Juvenile arthritis, as the name suggests, is a condition affecting joints of young individuals. The condition develops suddenly and is a common cause of knuckle swelling, fever and unexplainable rash. Inflammation of the affected joints leads to swelling, pain and warmth in the affected area.
It is estimated that approximately 300,000 children in the United States suffer from some form of arthritis. While some forms of the disease are short-termed not lingering for more than a few weeks or months, other forms are actually chronic and last for many years and throughout the entire life.
As for juvenile arthritis, the most frequent form of the disease is juvenile rheumatoid arthritis (JRA). The condition is reported in around 50,000 children in the US.
Juvenile Rheumatoid Arthritis: Causes
The actual cause of juvenile rheumatoid arthritis remains unknown. Some scientists believe that the condition is autoimmune in origin. If this is correct, the body produces autoantibodies which do not recognize body's own cells, attack them and eventually destroy. In case of juvenile rheumatoid arthritis the body attacks the components of one's joints.

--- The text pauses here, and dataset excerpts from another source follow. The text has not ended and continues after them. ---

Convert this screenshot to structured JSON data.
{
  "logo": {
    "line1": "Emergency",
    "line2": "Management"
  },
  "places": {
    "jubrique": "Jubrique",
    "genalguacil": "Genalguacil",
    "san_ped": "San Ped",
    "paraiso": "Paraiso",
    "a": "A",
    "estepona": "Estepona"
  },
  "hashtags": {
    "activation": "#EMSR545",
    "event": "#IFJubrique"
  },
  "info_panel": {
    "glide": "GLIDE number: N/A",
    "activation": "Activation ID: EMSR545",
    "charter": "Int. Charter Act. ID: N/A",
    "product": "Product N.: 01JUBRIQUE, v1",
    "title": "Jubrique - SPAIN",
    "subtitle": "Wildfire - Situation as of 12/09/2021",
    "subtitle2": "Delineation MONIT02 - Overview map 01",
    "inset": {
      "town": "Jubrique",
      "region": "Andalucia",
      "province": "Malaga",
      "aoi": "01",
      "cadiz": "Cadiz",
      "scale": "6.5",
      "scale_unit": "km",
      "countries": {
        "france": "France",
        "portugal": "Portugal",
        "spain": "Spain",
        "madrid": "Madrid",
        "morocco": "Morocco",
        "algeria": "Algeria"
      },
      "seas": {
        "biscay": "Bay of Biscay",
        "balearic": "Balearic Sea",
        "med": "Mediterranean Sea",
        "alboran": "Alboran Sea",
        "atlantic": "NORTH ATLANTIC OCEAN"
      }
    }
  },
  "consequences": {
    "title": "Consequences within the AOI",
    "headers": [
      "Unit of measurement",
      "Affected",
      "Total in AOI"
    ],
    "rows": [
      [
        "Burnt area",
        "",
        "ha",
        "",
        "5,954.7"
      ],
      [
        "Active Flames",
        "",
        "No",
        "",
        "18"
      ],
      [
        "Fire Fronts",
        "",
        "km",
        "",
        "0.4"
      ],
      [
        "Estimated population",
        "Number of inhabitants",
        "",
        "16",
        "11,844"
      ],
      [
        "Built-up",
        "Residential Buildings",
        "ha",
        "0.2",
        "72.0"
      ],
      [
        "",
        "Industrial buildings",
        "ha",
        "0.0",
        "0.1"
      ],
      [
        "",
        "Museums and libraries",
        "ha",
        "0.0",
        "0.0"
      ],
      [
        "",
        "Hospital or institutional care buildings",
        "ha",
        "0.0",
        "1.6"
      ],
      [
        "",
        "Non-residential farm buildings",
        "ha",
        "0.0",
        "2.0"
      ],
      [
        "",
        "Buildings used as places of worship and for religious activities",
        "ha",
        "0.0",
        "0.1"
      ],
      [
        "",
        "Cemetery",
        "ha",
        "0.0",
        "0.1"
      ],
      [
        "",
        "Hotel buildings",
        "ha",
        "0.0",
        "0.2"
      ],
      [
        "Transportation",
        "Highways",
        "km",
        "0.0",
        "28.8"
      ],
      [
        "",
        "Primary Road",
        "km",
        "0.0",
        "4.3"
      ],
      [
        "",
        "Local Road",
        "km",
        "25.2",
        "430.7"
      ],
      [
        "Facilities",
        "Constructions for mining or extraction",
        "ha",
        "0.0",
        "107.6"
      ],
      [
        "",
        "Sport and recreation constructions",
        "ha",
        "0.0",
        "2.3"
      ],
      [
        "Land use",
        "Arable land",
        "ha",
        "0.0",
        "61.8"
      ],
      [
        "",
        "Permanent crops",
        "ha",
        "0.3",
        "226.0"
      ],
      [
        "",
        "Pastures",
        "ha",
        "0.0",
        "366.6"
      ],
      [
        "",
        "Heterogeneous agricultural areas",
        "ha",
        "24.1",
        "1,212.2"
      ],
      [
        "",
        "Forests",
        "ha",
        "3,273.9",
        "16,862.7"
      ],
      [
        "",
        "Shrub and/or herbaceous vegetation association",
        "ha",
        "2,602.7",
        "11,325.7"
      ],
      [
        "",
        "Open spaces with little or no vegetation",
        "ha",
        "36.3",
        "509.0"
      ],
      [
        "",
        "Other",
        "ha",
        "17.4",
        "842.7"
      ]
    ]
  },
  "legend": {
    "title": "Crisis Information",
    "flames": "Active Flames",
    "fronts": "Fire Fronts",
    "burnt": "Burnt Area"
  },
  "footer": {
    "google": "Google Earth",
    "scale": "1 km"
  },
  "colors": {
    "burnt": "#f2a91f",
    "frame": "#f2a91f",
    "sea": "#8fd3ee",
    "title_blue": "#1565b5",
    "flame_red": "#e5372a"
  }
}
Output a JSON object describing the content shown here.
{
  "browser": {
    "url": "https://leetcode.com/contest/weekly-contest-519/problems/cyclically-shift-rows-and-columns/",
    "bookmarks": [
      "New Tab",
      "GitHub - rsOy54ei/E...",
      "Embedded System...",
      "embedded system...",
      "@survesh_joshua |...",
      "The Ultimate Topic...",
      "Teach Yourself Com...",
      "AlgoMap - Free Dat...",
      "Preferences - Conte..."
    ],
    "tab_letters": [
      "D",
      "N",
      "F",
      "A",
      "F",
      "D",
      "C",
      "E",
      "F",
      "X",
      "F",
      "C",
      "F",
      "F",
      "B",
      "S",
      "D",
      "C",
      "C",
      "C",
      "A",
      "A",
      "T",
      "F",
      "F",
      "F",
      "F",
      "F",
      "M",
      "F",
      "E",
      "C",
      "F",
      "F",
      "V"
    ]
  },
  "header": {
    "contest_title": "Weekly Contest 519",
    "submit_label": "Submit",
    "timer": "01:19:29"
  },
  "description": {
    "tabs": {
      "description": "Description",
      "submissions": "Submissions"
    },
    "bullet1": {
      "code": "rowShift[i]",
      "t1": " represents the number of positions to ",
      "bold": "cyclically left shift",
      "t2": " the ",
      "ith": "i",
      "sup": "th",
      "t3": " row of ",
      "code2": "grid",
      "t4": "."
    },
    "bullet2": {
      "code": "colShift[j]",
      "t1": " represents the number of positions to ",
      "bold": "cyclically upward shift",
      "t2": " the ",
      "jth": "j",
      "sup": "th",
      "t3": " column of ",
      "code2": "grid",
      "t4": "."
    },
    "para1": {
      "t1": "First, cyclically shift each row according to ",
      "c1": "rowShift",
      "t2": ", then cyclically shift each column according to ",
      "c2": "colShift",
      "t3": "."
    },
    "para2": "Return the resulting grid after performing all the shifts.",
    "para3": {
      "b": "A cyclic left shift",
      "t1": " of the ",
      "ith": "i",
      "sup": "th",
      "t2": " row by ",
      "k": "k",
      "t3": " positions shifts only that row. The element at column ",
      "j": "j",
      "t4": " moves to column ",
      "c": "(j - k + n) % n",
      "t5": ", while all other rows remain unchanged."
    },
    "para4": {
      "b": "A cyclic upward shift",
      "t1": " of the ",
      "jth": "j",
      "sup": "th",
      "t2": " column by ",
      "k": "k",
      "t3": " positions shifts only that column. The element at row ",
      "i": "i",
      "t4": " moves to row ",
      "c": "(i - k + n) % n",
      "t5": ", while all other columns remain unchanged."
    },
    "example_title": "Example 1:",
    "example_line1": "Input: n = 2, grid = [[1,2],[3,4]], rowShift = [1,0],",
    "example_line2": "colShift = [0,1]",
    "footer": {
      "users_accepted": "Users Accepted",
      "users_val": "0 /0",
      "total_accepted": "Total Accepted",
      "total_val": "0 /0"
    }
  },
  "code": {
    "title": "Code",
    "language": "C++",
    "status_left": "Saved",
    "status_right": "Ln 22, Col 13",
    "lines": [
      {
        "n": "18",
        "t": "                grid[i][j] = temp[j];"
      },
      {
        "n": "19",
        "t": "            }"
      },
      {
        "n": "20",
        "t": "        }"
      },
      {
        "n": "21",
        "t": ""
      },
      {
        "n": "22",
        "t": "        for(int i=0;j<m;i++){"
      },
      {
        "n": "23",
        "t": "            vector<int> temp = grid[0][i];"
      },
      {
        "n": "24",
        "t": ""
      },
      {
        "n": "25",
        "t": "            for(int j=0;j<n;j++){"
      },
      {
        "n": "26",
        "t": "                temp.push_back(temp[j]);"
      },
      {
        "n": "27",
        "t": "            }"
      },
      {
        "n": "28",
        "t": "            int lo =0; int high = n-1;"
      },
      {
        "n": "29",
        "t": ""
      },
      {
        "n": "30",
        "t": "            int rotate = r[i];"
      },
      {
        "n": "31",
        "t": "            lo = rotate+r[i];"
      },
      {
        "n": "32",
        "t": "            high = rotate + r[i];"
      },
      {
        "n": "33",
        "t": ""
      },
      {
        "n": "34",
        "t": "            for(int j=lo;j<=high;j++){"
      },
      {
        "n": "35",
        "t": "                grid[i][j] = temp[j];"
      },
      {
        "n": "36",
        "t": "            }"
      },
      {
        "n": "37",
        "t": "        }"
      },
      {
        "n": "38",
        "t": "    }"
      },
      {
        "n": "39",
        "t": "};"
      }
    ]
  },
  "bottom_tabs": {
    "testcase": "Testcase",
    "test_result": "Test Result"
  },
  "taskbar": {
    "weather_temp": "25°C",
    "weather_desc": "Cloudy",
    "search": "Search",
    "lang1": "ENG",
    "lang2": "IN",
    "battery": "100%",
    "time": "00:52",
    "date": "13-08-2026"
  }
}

Juvenile Rheumatoid Arthritis: Types
In majority of patients juvenile rheumatoid arthritis develops between 6 months and 16 years of age. Initial symptoms and signs of the inflammation include joint pain and swelling, redness of the surrounding skin and increased temperature of the affected area.
Juvenile rheumatoid arthritis is classified as oligoarticular JRA, polyarticular arthritis and systemic JRA. Oligoarticular JRA is a condition in which only 4 or fewer joints are inflamed. Pain, stiffness and swelling are present. The inflammation predominantly affects the knee and wrist. In some cases the one may additionally develop inflammation of the iris (iritis or iridocyclitis). Polyarticular arthritis represents inflammation of 5 or more joints. This type is more distributed among girls and affects small joints of the hands as well as weight-bearing joints. Finally, systemic JRA affects many joints as well as other organs and organ systems. The condition is accompanied by high fever, fatigue, skin rash, lymphadenomegaly and/or splenomegaly.
Juvenile Rheumatoid Arthritis: Diagnosis and Treatment
The diagnosis is confirmed after taking a detailed medical history and thorough physical examination, followed by additional tests and exams such as X-ray, blood test etc.
The goal of the treatment is to minimize destruction of the joint tissues caused by inflammation and bring symptoms and signs of the disease under control. The treatment comprises medications, physical therapy and occupational therapy. Surgery is performed in rare occasions, basically to improve the position of the affected joints.